Every medical device engineer, more or less, knows how to design and interpret an experiment where a single factor is varied, while all other parameters are controlled. These experimental designs are drilled into our heads in high school and college. Yet variables interact – machining a material might produce different results than molding the same material. Imagine a first experiment to select machining versus molding, and a second experiment to select an optimal material. If machining is selected, you might never identify the molded material that works better than the best machined material. Most medical device engineers put a lot of thought into prioritizing a series of single-factor experiments to avoid interaction errors.
Star medical device engineers use Design of Experiments (DOE) to produce better designs with reduced experimental sizes and timelines. With DOE, a pre-determined set of factors is varied systematically and simultaneously in a single experiment, and analysis of variance (ANOVA) is used to understand the influence of each factor.
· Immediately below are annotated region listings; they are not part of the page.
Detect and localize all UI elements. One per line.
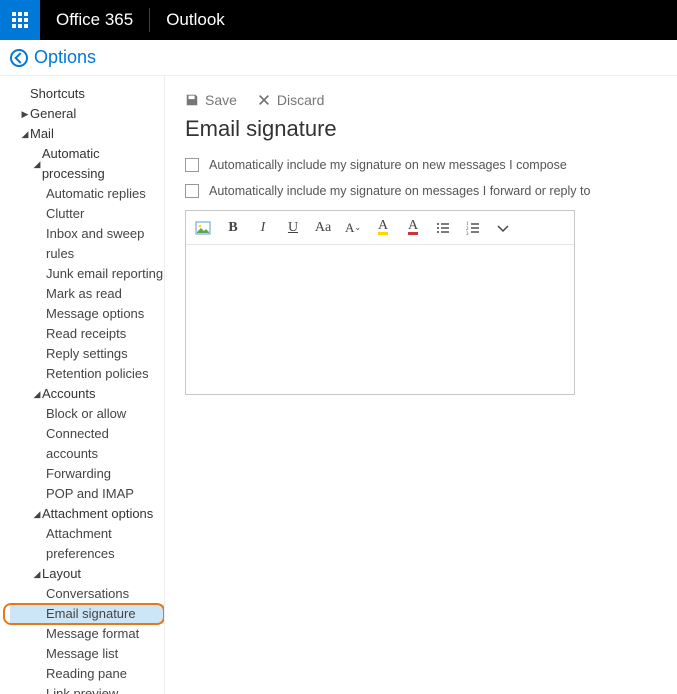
- nav-inbox-rules[interactable]: Inbox and sweep rules: [10, 224, 164, 264]
- insert-image-icon[interactable]: [194, 219, 212, 237]
- nav-mail-label: Mail: [30, 124, 54, 144]
- nav-general[interactable]: ▶General: [10, 104, 164, 124]
- nav-msg-options[interactable]: Message options: [10, 304, 164, 324]
- check-auto-new-label: Automatically include my signature on ne…: [209, 158, 567, 172]
- nav-mail[interactable]: ◢Mail: [10, 124, 164, 144]
- brand-label: Office 365: [40, 10, 149, 30]
- nav-attach-opts-label: Attachment options: [42, 504, 153, 524]
- nav-pop-imap[interactable]: POP and IMAP: [10, 484, 164, 504]
- more-formatting-icon[interactable]: [494, 219, 512, 237]
- nav-attach-opts[interactable]: ◢Attachment options: [10, 504, 164, 524]
- main-content: Save Discard Email signature Automatical…: [165, 76, 677, 694]
- nav-email-signature[interactable]: Email signature: [10, 604, 164, 624]
- nav-read-receipts[interactable]: Read receipts: [10, 324, 164, 344]
- discard-icon: [257, 93, 271, 107]
- signature-editor: B I U Aa A⌄ A A 123: [185, 210, 575, 395]
- highlight-a: A: [378, 221, 388, 235]
- editor-toolbar: B I U Aa A⌄ A A 123: [186, 211, 574, 245]
- discard-label: Discard: [277, 92, 324, 108]
- page-title: Email signature: [185, 116, 657, 142]
- save-label: Save: [205, 92, 237, 108]
- app-label: Outlook: [150, 10, 241, 30]
- nav-conversations[interactable]: Conversations: [10, 584, 164, 604]
- nav-accounts-label: Accounts: [42, 384, 95, 404]
- back-icon[interactable]: [10, 49, 28, 67]
- nav-connected[interactable]: Connected accounts: [10, 424, 164, 464]
- nav-layout-label: Layout: [42, 564, 81, 584]
- nav-clutter[interactable]: Clutter: [10, 204, 164, 224]
- underline-button[interactable]: U: [284, 219, 302, 237]
- check-auto-reply-label: Automatically include my signature on me…: [209, 184, 590, 198]
- nav-msg-format[interactable]: Message format: [10, 624, 164, 644]
- font-size-button[interactable]: A⌄: [344, 219, 362, 237]
- check-auto-new[interactable]: Automatically include my signature on ne…: [185, 158, 657, 172]
- nav-shortcuts[interactable]: Shortcuts: [10, 84, 164, 104]
- highlight-button[interactable]: A: [374, 219, 392, 237]
- nav-block-allow[interactable]: Block or allow: [10, 404, 164, 424]
- nav-reading-pane[interactable]: Reading pane: [10, 664, 164, 684]
- font-case-button[interactable]: Aa: [314, 219, 332, 237]
- bullet-list-icon[interactable]: [434, 219, 452, 237]
- font-size-a: A: [345, 220, 354, 236]
- bold-button[interactable]: B: [224, 219, 242, 237]
- font-color-button[interactable]: A: [404, 219, 422, 237]
- nav-auto-processing[interactable]: ◢Automatic processing: [10, 144, 164, 184]
- check-auto-reply[interactable]: Automatically include my signature on me…: [185, 184, 657, 198]
- save-button[interactable]: Save: [185, 92, 237, 108]
- nav-layout[interactable]: ◢Layout: [10, 564, 164, 584]
- discard-button[interactable]: Discard: [257, 92, 324, 108]
- nav-auto-processing-label: Automatic processing: [42, 144, 164, 184]
- italic-button[interactable]: I: [254, 219, 272, 237]
- nav-reply-settings[interactable]: Reply settings: [10, 344, 164, 364]
- fontcolor-a: A: [408, 221, 418, 235]
- nav-general-label: General: [30, 104, 76, 124]
- checkbox-icon[interactable]: [185, 158, 199, 172]
- options-title: Options: [34, 47, 96, 68]
- nav-junk[interactable]: Junk email reporting: [10, 264, 164, 284]
- checkbox-icon[interactable]: [185, 184, 199, 198]
- number-list-icon[interactable]: 123: [464, 219, 482, 237]
- settings-sidebar: Shortcuts ▶General ◢Mail ◢Automatic proc…: [0, 76, 165, 694]
- svg-text:3: 3: [466, 232, 469, 236]
- nav-msg-list[interactable]: Message list: [10, 644, 164, 664]
- app-launcher-icon[interactable]: [0, 0, 40, 40]
- signature-textarea[interactable]: [186, 245, 574, 393]
- nav-retention[interactable]: Retention policies: [10, 364, 164, 384]
- nav-auto-replies[interactable]: Automatic replies: [10, 184, 164, 204]
- nav-forwarding[interactable]: Forwarding: [10, 464, 164, 484]
- nav-mark-read[interactable]: Mark as read: [10, 284, 164, 304]
- nav-link-preview[interactable]: Link preview: [10, 684, 164, 694]
- nav-accounts[interactable]: ◢Accounts: [10, 384, 164, 404]
- nav-attach-prefs[interactable]: Attachment preferences: [10, 524, 164, 564]
- save-icon: [185, 93, 199, 107]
In principle, you don’t have to be an expert in statistical methods to think statistically. Star medical device engineers tend to become experts in statistical methods because the tools and techniques are so useful. Take a look at an engineering team you know, and chances are that the star engineer is the one with the Minitab license.
Related articles
- Star Medical Device Engineer – Attitude (jaycaplan.com)
- Star Medical Device Engineer – Specification and Test Development (jaycaplan.com)
Hi Jay
Don’t forget the true statement that Star Engineers also understand: 100% inspection is only 85% accurate. Statistical process control is the only way to be sure of an outcome.
Absolutely right. Thanks Josh.
I was glad to see you mentioned checking distributions for normality. A commonly missed but vital step for analysis.
Totally agree.
Jay,
A thorough understanding of statistics should not differentiate a Star Medical Device Engineer ……….. heck, that understanding is a basic requirement for any engineer (design, quality or manufacturing) in any industry. An engineer that isn’t well versed in statistics is incapable of doing the jobs and demonstrates that the job specification had a big void in it and/or the hiring manager isn’t doing their job.